Settings configuration tips
- Common configuration is written in the project
settings.py
File; - Crawler personalization Settings are written in
custom_settings
Variable; - Different crawlers are configured to be initialized on the command line.
The crawler case for this blog
This time the crawler will collect the blue bridge training camp course, the page after testing to get the request address is as follows:
https://www.lanqiao.cn/api/v2/courses/?page_size=20&page=2&include=html_url,name,description,students_count,fee_type,pic ture_url,id,label,online_type,purchase_seconds_info,levelCopy the code
Where the parameters are notpage_size
和 page
Besides, there is anotherinclude
Parameter, which is also commonly used in interfaces, and whose value represents which fields (containing which attributes) are returned by the interface, as shown in the following figure.Next we implement this using scrapy and save the result to a JSON file.
Lanqiao.py file code
import json
import scrapy
from lq.items import LqItem
class LanqiaoSpider(scrapy.Spider) :
name = 'lanqiao'
allowed_domains = ['lanqiao.cn']
def start_requests(self) :
url_format = 'https://www.lanqiao.cn/api/v2/courses/?page_size=20&page={}&include=html_url,name,description,students_count,fee_type,p icture_url,id,label,online_type,purchase_seconds_info,level'
for page in range(1.34):
url = url_format.format(page)
yield scrapy.Request(url=url, callback=self.parse)

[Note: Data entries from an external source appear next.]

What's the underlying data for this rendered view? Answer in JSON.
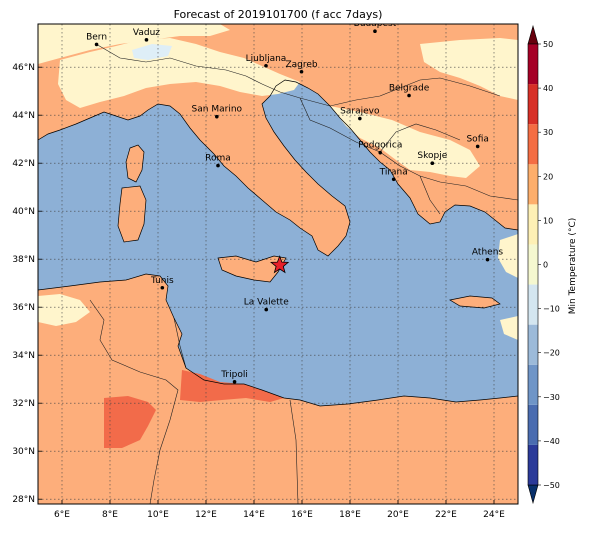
{
  "title": "Forecast of 2019101700 (f acc 7days)",
  "map": {
    "lon_ticks": [
      "6°E",
      "8°E",
      "10°E",
      "12°E",
      "14°E",
      "16°E",
      "18°E",
      "20°E",
      "22°E",
      "24°E"
    ],
    "lat_ticks": [
      "46°N",
      "44°N",
      "42°N",
      "40°N",
      "38°N",
      "36°N",
      "34°N",
      "32°N",
      "30°N",
      "28°N"
    ],
    "extent": {
      "lon_min": 5,
      "lon_max": 25,
      "lat_min": 27.8,
      "lat_max": 47.8
    },
    "cities": [
      {
        "name": "Bern",
        "lon": 7.44,
        "lat": 46.95
      },
      {
        "name": "Vaduz",
        "lon": 9.52,
        "lat": 47.14
      },
      {
        "name": "Budapest",
        "lon": 19.04,
        "lat": 47.5
      },
      {
        "name": "Ljubljana",
        "lon": 14.5,
        "lat": 46.06
      },
      {
        "name": "Zagreb",
        "lon": 15.98,
        "lat": 45.81
      },
      {
        "name": "Belgrade",
        "lon": 20.46,
        "lat": 44.82
      },
      {
        "name": "San Marino",
        "lon": 12.45,
        "lat": 43.94
      },
      {
        "name": "Sarajevo",
        "lon": 18.41,
        "lat": 43.86
      },
      {
        "name": "Sofia",
        "lon": 23.32,
        "lat": 42.7
      },
      {
        "name": "Podgorica",
        "lon": 19.26,
        "lat": 42.44
      },
      {
        "name": "Skopje",
        "lon": 21.43,
        "lat": 42.0
      },
      {
        "name": "Roma",
        "lon": 12.5,
        "lat": 41.9
      },
      {
        "name": "Tirana",
        "lon": 19.82,
        "lat": 41.33
      },
      {
        "name": "Athens",
        "lon": 23.73,
        "lat": 37.98
      },
      {
        "name": "Tunis",
        "lon": 10.18,
        "lat": 36.81
      },
      {
        "name": "La Valette",
        "lon": 14.51,
        "lat": 35.9
      },
      {
        "name": "Tripoli",
        "lon": 13.19,
        "lat": 32.89
      }
    ],
    "marker": {
      "name": "star-marker",
      "lon": 15.07,
      "lat": 37.75
    }
  },
  "colorbar": {
    "label": "Min Temperature (°C)",
    "ticks": [
      "50",
      "40",
      "30",
      "20",
      "10",
      "0",
      "−10",
      "−20",
      "−30",
      "−40",
      "−50"
    ],
    "colors": [
      "#08306b",
      "#2b3a99",
      "#4a6cb0",
      "#6f95c7",
      "#9cbad9",
      "#d4e6f0",
      "#f5f8d0",
      "#fef0b5",
      "#fdae6b",
      "#f46d43",
      "#d73027",
      "#a50026",
      "#67000d"
    ]
  },
  "colors": {
    "sea": "#8db0d6",
    "warm": "#fdae7b",
    "mild": "#fff5cc",
    "cool": "#deeef7",
    "hot": "#f26b4a",
    "marker": "#e8202a"
  }
}
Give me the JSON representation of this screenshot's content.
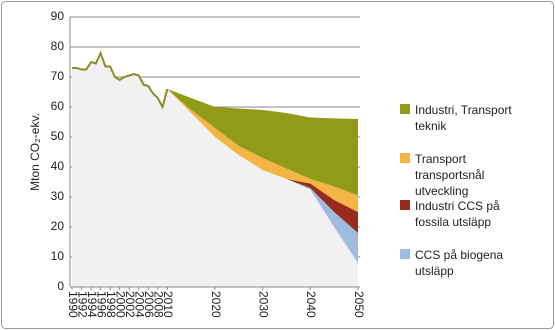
{
  "chart_data": {
    "type": "stacked_area",
    "y_label": "Mton CO₂-ekv.",
    "x": [
      1990,
      1991,
      1992,
      1993,
      1994,
      1995,
      1996,
      1997,
      1998,
      1999,
      2000,
      2001,
      2002,
      2003,
      2004,
      2005,
      2006,
      2007,
      2008,
      2009,
      2010,
      2015,
      2020,
      2025,
      2030,
      2035,
      2040,
      2045,
      2050
    ],
    "series": [
      {
        "color": "#f1f1f1",
        "values": [
          73,
          73,
          72.5,
          72.5,
          75,
          74.5,
          78,
          73.5,
          73.5,
          70,
          69,
          70,
          70.5,
          71,
          70.5,
          67.5,
          67,
          64.5,
          63,
          60,
          66,
          58,
          50,
          44,
          39,
          36,
          32.5,
          20,
          8
        ]
      },
      {
        "name": "CCS på biogena utsläpp",
        "color": "#9fbbe0",
        "values": [
          null,
          null,
          null,
          null,
          null,
          null,
          null,
          null,
          null,
          null,
          null,
          null,
          null,
          null,
          null,
          null,
          null,
          null,
          null,
          null,
          0,
          0,
          0,
          0,
          0,
          0,
          0.5,
          5,
          10
        ]
      },
      {
        "name": "Industri CCS på fossila utsläpp",
        "color": "#9a2a1c",
        "values": [
          null,
          null,
          null,
          null,
          null,
          null,
          null,
          null,
          null,
          null,
          null,
          null,
          null,
          null,
          null,
          null,
          null,
          null,
          null,
          null,
          0,
          0,
          0,
          0,
          0,
          0,
          1.5,
          4,
          7
        ]
      },
      {
        "name": "Transport transportsnål utveckling",
        "color": "#f4b545",
        "values": [
          null,
          null,
          null,
          null,
          null,
          null,
          null,
          null,
          null,
          null,
          null,
          null,
          null,
          null,
          null,
          null,
          null,
          null,
          null,
          null,
          0,
          1,
          3,
          3,
          4,
          3.5,
          1.5,
          4.5,
          5.5
        ]
      },
      {
        "name": "Industri, Transport teknik",
        "color": "#929a1a",
        "values": [
          null,
          null,
          null,
          null,
          null,
          null,
          null,
          null,
          null,
          null,
          null,
          null,
          null,
          null,
          null,
          null,
          null,
          null,
          null,
          null,
          0,
          4,
          7,
          12.5,
          16,
          18.5,
          20.5,
          22.7,
          25.5
        ]
      }
    ],
    "line": {
      "color": "#8c8c2a",
      "values": [
        73,
        73,
        72.5,
        72.5,
        75,
        74.5,
        78,
        73.5,
        73.5,
        70,
        69,
        70,
        70.5,
        71,
        70.5,
        67.5,
        67,
        64.5,
        63,
        60,
        66,
        null,
        null,
        null,
        null,
        null,
        null,
        null,
        null
      ]
    },
    "xlim": [
      1990,
      2050
    ],
    "xticks": [
      1990,
      1992,
      1994,
      1996,
      1998,
      2000,
      2002,
      2004,
      2006,
      2008,
      2010,
      2020,
      2030,
      2040,
      2050
    ],
    "ylim": [
      0,
      90
    ],
    "yticks": [
      0,
      10,
      20,
      30,
      40,
      50,
      60,
      70,
      80,
      90
    ],
    "grid": true
  }
}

def parse(self, response) :
json_data = json.loads(response.text)
for ret_item in json_data["results"]:
item = LqItem(**ret_item)
yield item
Copy the code
Ret_item is directly assigned to the constructor of LqItem to achieve the assignment of the field.
The code for the kitems. py file
This class mainly restricts data fields.
import scrapy
class LqItem(scrapy.Item) :
# define the fields for your item here like:
# name = scrapy.Field()
html_url = scrapy.Field()
name = scrapy.Field()
description = scrapy.Field()
students_count = scrapy.Field()
fee_type = scrapy.Field()
picture_url = scrapy.Field()
id = scrapy.Field()
label = scrapy.Field()
online_type = scrapy.Field()
purchase_seconds_info = scrapy.Field()
level = scrapy.Field()
Copy the code
Settings. py enables some configuration
BOT_NAME = 'lq'
SPIDER_MODULES = ['lq.spiders']
NEWSPIDER_MODULE = 'lq.spiders'
USER_AGENT = 'the Mozilla / 5.0 (Windows NT 6.1; Win64; X64) AppleWebKit/537.36 (KHTML, like Gecko) Chrome/95.0.4638.54 Safari/537.36'
ROBOTSTXT_OBEY = False
CONCURRENT_REQUESTS = 16
DOWNLOAD_DELAY = 3
Copy the code
Crawler running results:Get **600+** course information.
Write in the back
Today is the 254/365 day of continuous writing. Expect attention, likes, comments and favorites.